The principal problem you face is the assimilation of their content and collaboration in the dissemination and application of their practical consequences. The same is true of all the offices of the Roman Curia, precisely, united by the same faith and the same desire to announce it and witness to it. Indeed, it is the aim of the whole Church to proclaim Jesus Christ Our Saviour. However, you then have the problem of transmitting to all the faithful, indeed to men and women everywhere, and to theologians and men and women of the world of culture, the fundamental truths that these documents recall. Here the matter becomes more complicated and needs attention and thought. How much can you blame the difficulties of reception on the dynamic of the mass media? How much does it derive from current historical situations? Or, simply, how much can it be blamed on the difficulty of accepting the demands of the Gospel that can be severe yet have the power to set free? Your plenary assembly has certainly reflected on these ideas for they obviously need time and study. For my part, I only wish to recall how listening to one another is extremely helpful, so that you can take into account and reflect on the suggestions that may enable the message to reach the greatest possible number of people in its full integrity. Also there is an obvious need for greater involvement of the Episcopal Conferences, of the individual bishops and, through them, of all the preachers of the Gospel, in the work of knowing how to present the more difficult topics of the faith today. Lastly, there is a problem of life style, of coherent life style that creates an obstacle. The resistance is also a challenge and an invitation to witness with your holiness of life, to the centrality of Christ's love in our lives, to counter other short-lived themes that reduce its persuasive power.
Natural law is the rational creature's participation in the eternal law of God. On the one hand, we depend on the new law of the Spirit of life in Christ Jesus in order to grasp it, on the other hand, the natural law itself offers a basis for dialogue with persons who come from another cultural orientation or formation in the search for the common good. In a time of great world-wide threat to the welfare of many nations, communities and peoples, especially the weakest, I can only rejoice in the work you have undertaken to rediscover the value of this doctrine that will even be helpful for Christian legislators in the challenges they face as they uphold human dignity and human rights.
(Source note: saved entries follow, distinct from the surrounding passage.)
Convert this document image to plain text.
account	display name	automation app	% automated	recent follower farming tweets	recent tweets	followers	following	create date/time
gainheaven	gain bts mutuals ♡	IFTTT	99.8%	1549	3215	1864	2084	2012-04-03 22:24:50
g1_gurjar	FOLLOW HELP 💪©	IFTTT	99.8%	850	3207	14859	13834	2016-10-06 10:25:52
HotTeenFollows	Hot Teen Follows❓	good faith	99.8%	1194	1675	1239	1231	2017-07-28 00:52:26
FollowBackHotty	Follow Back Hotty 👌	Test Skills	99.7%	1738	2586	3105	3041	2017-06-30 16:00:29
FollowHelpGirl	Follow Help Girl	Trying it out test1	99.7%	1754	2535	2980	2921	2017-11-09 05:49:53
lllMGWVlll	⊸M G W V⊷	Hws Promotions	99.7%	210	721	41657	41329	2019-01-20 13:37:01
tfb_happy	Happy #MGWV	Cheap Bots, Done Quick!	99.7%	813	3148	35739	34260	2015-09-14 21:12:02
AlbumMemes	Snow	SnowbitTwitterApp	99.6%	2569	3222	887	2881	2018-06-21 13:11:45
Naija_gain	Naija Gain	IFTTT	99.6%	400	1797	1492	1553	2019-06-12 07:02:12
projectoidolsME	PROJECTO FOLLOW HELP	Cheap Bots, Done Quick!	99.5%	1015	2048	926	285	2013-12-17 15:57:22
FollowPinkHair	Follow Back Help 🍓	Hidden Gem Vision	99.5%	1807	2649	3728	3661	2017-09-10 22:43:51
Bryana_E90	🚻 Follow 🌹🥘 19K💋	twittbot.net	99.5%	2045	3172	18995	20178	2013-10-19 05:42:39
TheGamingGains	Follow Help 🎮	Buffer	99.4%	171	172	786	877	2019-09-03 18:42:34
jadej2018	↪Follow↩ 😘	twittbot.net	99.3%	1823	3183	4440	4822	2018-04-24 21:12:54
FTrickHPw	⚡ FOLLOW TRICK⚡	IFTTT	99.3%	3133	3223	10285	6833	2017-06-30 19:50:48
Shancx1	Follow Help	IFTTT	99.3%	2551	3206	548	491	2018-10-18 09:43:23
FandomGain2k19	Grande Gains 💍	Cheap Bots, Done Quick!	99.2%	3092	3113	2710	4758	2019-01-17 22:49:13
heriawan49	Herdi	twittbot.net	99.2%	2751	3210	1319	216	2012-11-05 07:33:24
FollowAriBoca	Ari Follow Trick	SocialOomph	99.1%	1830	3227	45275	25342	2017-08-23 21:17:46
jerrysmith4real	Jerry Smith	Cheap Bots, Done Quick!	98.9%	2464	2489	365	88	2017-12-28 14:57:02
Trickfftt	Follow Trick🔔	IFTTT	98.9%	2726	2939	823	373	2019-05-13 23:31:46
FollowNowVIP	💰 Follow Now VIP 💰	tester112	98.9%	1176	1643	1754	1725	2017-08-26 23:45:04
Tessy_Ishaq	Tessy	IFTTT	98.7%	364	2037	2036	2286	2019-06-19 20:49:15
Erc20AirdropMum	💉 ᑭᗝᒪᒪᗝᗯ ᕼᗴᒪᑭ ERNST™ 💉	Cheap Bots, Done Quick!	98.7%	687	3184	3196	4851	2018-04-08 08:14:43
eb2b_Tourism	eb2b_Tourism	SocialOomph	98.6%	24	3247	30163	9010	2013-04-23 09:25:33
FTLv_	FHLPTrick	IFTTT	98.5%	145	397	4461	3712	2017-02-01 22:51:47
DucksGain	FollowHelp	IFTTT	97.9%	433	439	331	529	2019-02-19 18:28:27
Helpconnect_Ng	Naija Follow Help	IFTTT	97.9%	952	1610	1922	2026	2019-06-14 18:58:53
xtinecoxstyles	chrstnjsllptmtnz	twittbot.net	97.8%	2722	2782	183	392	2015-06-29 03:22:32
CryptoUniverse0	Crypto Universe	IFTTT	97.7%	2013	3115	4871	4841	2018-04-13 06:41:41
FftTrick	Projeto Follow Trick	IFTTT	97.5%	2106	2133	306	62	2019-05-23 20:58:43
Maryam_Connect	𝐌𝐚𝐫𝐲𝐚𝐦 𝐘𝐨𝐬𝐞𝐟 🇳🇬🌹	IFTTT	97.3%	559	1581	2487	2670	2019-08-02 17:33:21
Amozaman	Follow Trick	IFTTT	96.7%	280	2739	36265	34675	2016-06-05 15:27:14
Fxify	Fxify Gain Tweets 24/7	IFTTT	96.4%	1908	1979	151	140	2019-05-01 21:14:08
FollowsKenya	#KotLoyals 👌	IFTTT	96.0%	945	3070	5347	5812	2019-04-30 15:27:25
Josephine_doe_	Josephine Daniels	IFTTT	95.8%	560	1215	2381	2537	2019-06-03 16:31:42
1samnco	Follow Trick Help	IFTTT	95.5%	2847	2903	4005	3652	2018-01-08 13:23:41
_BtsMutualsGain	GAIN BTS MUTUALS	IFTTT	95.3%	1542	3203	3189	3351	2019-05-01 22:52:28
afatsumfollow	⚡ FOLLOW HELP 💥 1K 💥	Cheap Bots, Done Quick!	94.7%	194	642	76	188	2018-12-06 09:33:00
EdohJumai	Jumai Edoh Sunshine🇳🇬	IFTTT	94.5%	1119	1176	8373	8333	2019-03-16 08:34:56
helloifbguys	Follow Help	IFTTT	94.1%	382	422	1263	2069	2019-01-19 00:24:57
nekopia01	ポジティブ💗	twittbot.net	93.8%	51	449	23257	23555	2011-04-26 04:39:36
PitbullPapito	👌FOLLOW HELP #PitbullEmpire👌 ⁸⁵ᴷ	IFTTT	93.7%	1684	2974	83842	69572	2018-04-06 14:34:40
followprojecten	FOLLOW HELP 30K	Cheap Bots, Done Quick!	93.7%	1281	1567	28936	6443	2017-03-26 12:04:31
""Duc in altum!' - Put out into the deep!": Jesus said to Peter and his companions on the shore of Galilee. By taking up such subjects, the Congregation for the Doctrine of the Faith, at the dawn of the new millennium, is "putting out into the deep", namely, setting out on a deep reflection that will enable the whole Church to have a greater impact on the hearts and minds of all the members of the human family, to lead them all back to our single origin, the Father who so loved us that he gave his beloved Only Son, to redeem the world.